The value of cosA + cosB + cosC in a triangle is less than 3/2 . Proof...
Since C = π - A - B, we want to maximize the function:
f(A,B) = cos(A) + cos(B) + cos(π-A-B)
f(A,B) = cos(A) + cos(B) - cos(A+B)
within the region R:
A+B<π
0<A,B
Since it's an open region, we know the max cannot occur anywhere along the boundary of Rand must occur at some critical point(s) in the interior.

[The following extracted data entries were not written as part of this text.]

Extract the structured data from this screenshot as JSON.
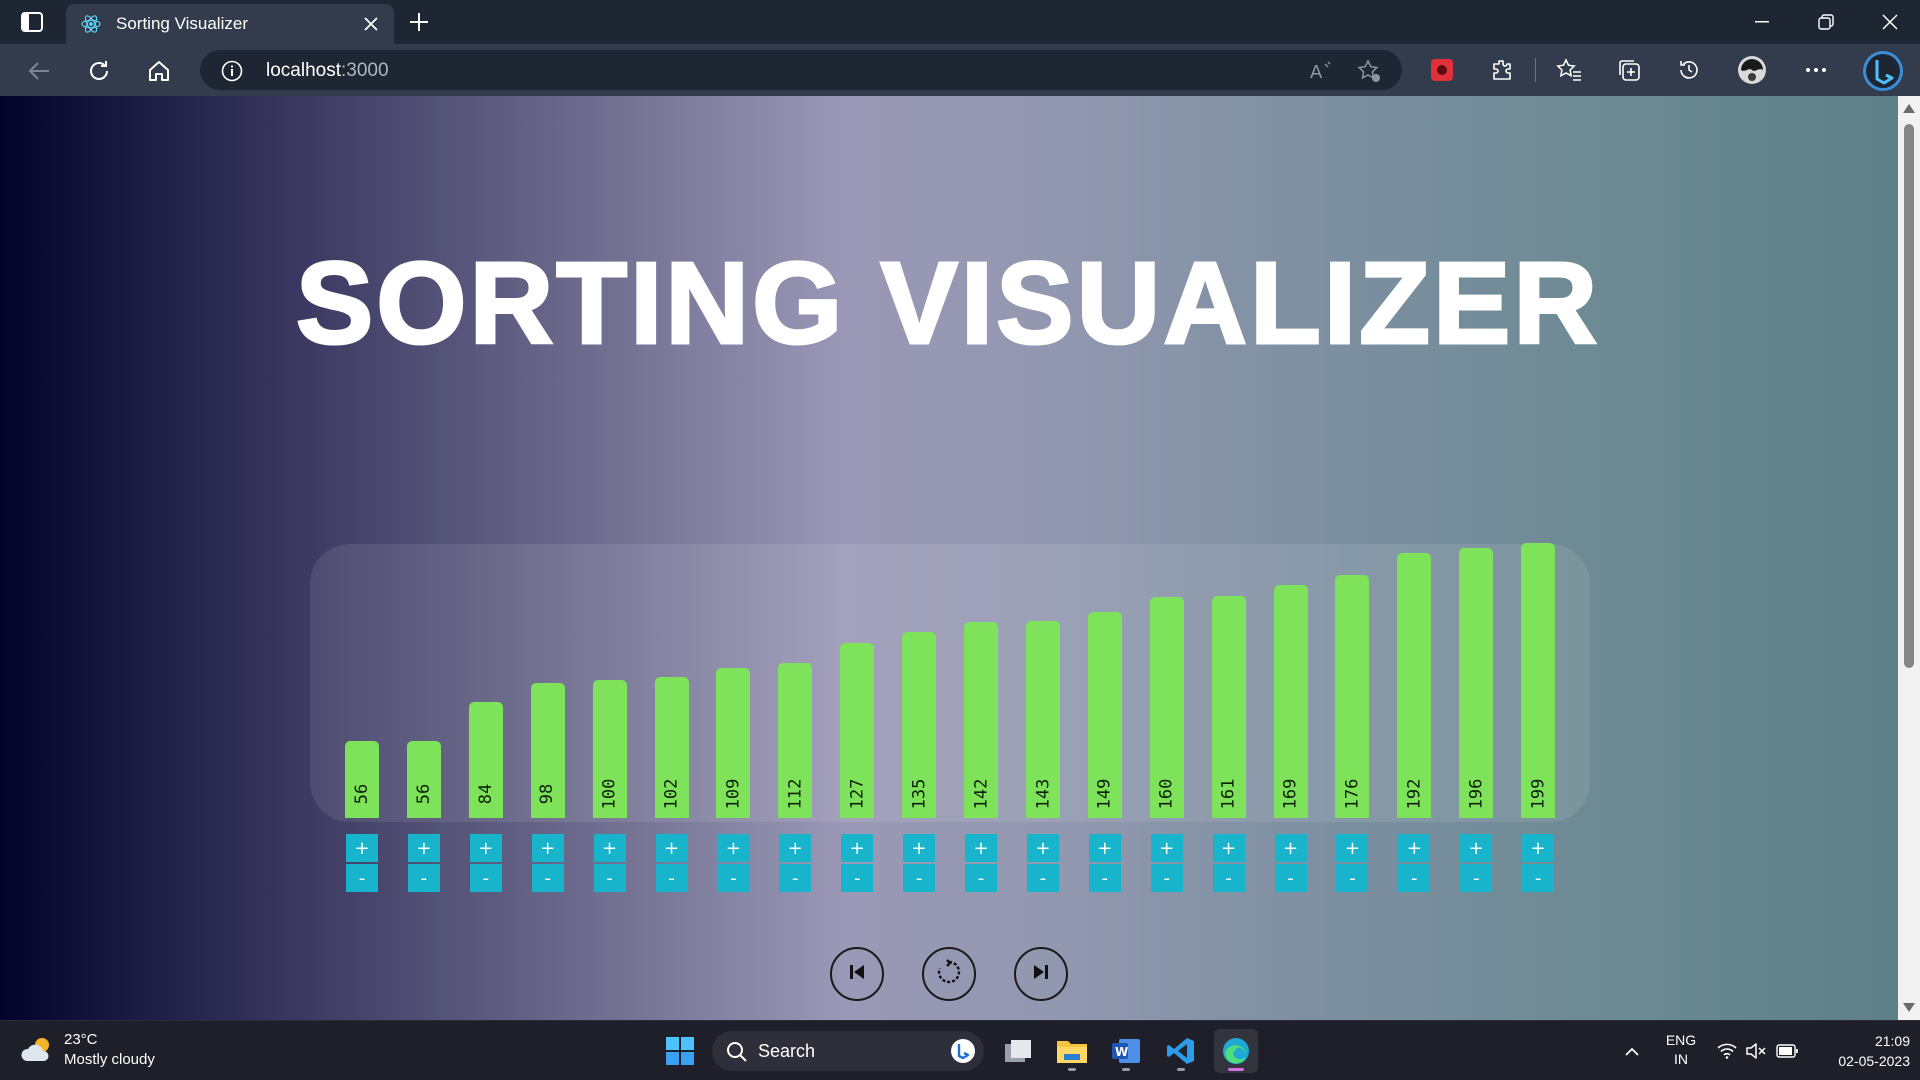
{
  "browser": {
    "tab_title": "Sorting Visualizer",
    "url_host": "localhost",
    "url_port": ":3000"
  },
  "page": {
    "title": "SORTING VISUALIZER",
    "increment_label": "+",
    "decrement_label": "-"
  },
  "chart_data": {
    "type": "bar",
    "values": [
      56,
      56,
      84,
      98,
      100,
      102,
      109,
      112,
      127,
      135,
      142,
      143,
      149,
      160,
      161,
      169,
      176,
      192,
      196,
      199
    ],
    "bar_color": "#7ee25a"
  },
  "controls": {
    "button_color": "#18b4cb",
    "player": [
      "step-backward-icon",
      "reset-icon",
      "step-forward-icon"
    ]
  },
  "taskbar": {
    "weather_temp": "23°C",
    "weather_desc": "Mostly cloudy",
    "search_label": "Search",
    "lang_line1": "ENG",
    "lang_line2": "IN",
    "time": "21:09",
    "date": "02-05-2023"
  }
}
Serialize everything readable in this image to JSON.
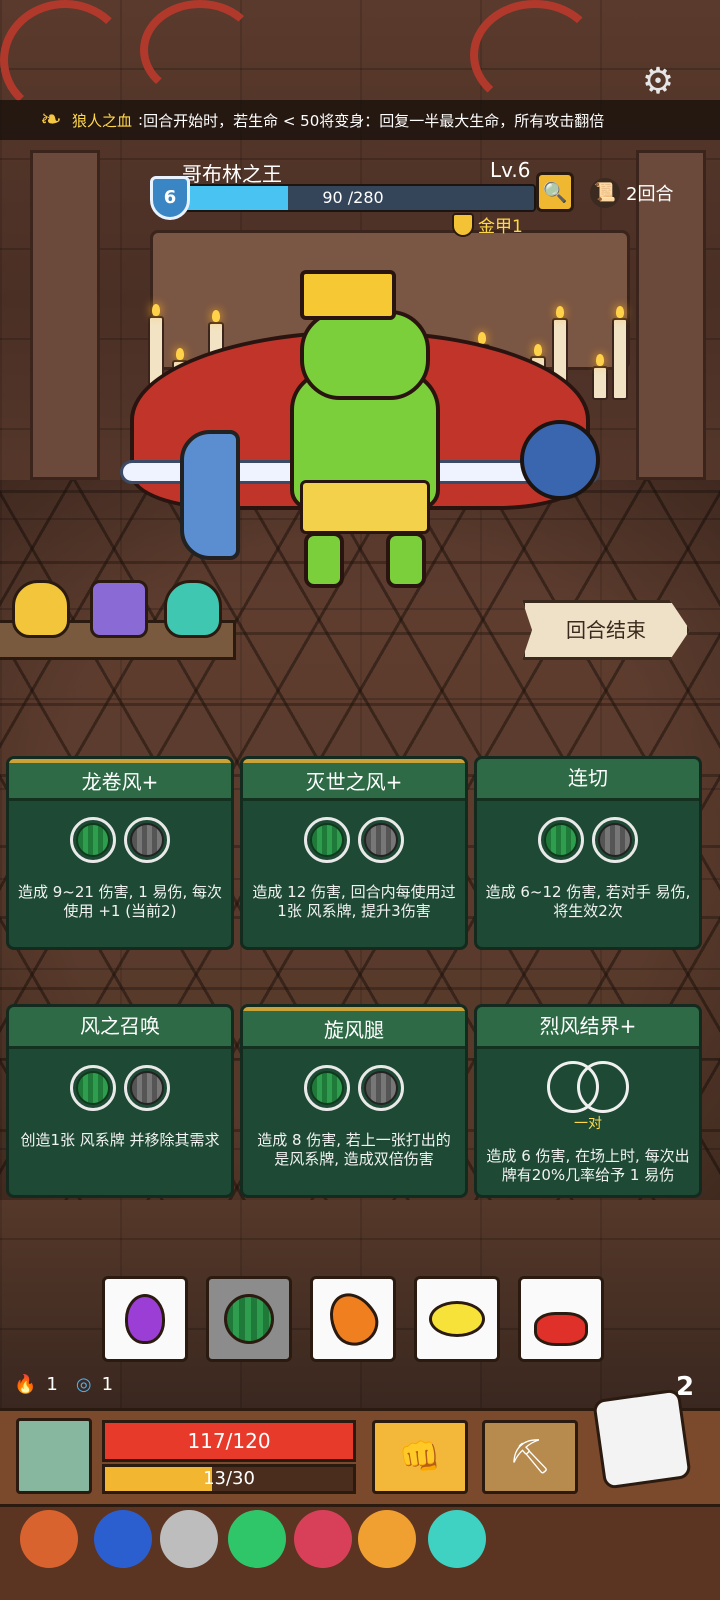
{
  "blessing": {
    "icon": "werewolf-blood-icon",
    "name": "狼人之血",
    "separator": ":",
    "description": "回合开始时，若生命 < 50将变身：回复一半最大生命，所有攻击翻倍"
  },
  "enemy": {
    "name": "哥布林之王",
    "level": "Lv.6",
    "shield_value": "6",
    "hp_text": "90 /280",
    "hp_current": 90,
    "hp_max": 280,
    "armor_label": "金甲1"
  },
  "turn_counter": {
    "label": "2回合",
    "icon": "scroll-icon"
  },
  "end_turn_button": "回合结束",
  "cards": [
    {
      "title": "龙卷风+",
      "slots": [
        "watermelon",
        "gray"
      ],
      "desc": "造成 9~21 伤害, 1 易伤, 每次使用 +1 (当前2)"
    },
    {
      "title": "灭世之风+",
      "slots": [
        "watermelon",
        "gray"
      ],
      "desc": "造成 12 伤害, 回合内每使用过1张 风系牌, 提升3伤害"
    },
    {
      "title": "连切",
      "slots": [
        "watermelon",
        "gray"
      ],
      "desc": "造成 6~12 伤害, 若对手 易伤, 将生效2次"
    },
    {
      "title": "风之召唤",
      "slots": [
        "watermelon",
        "gray"
      ],
      "desc": "创造1张 风系牌 并移除其需求"
    },
    {
      "title": "旋风腿",
      "slots": [
        "watermelon",
        "gray"
      ],
      "desc": "造成 8 伤害, 若上一张打出的是风系牌, 造成双倍伤害"
    },
    {
      "title": "烈风结界+",
      "slots": [
        "pair"
      ],
      "pair_label": "一对",
      "desc": "造成 6 伤害, 在场上时, 每次出牌有20%几率给予 1 易伤"
    }
  ],
  "dice": [
    {
      "fruit": "grape",
      "selected": false
    },
    {
      "fruit": "watermelon",
      "selected": true
    },
    {
      "fruit": "mango",
      "selected": false
    },
    {
      "fruit": "lemon",
      "selected": false
    },
    {
      "fruit": "cherry",
      "selected": false
    }
  ],
  "player": {
    "fire_count": "1",
    "spiral_count": "1",
    "dice_remaining": "2",
    "hp_text": "117/120",
    "hp_current": 117,
    "hp_max": 120,
    "xp_text": "13/30",
    "xp_current": 13,
    "xp_max": 30
  },
  "items": [
    "meat-icon",
    "blue-flame-icon",
    "gear-scroll-icon",
    "green-gem-icon",
    "red-amulet-icon",
    "feather-icon",
    "crystal-icon"
  ],
  "colors": {
    "card_green": "#1e4a35",
    "enemy_hp": "#49c4f2",
    "player_hp": "#e83a2a",
    "xp": "#f2b630",
    "gold_text": "#ffd84a"
  }
}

So we just have to find the point where the total derivative is 0. Of course, A and B aren't dependent on each other, so we can just set the two partials equal to zero to find the critical point(s):
sin(A+B) - sin(A) = 0
sin(A+B) - sin(B) = 0
So sin(A) = sin(B), thus A=B
But sin(A) = sin(2A) = 2sin(A)cos(A)
Thus cos(A) = 1/2
Note: we can divide by sin(A) because A≠0. This also excludes A=0 as a solution, since A=0 is in the boundary of R, which is not a part of our valid region.
A = π/3
So the max is at A=B=C=π/3.
Plugging that in, we know the maximum value of f is:
3cos(π/3) = 3/2
Thus for angles A,B,C of a triangle:
cos(A)+cos(B)+cos(C) = f(A,B) = ≤ 3/2 .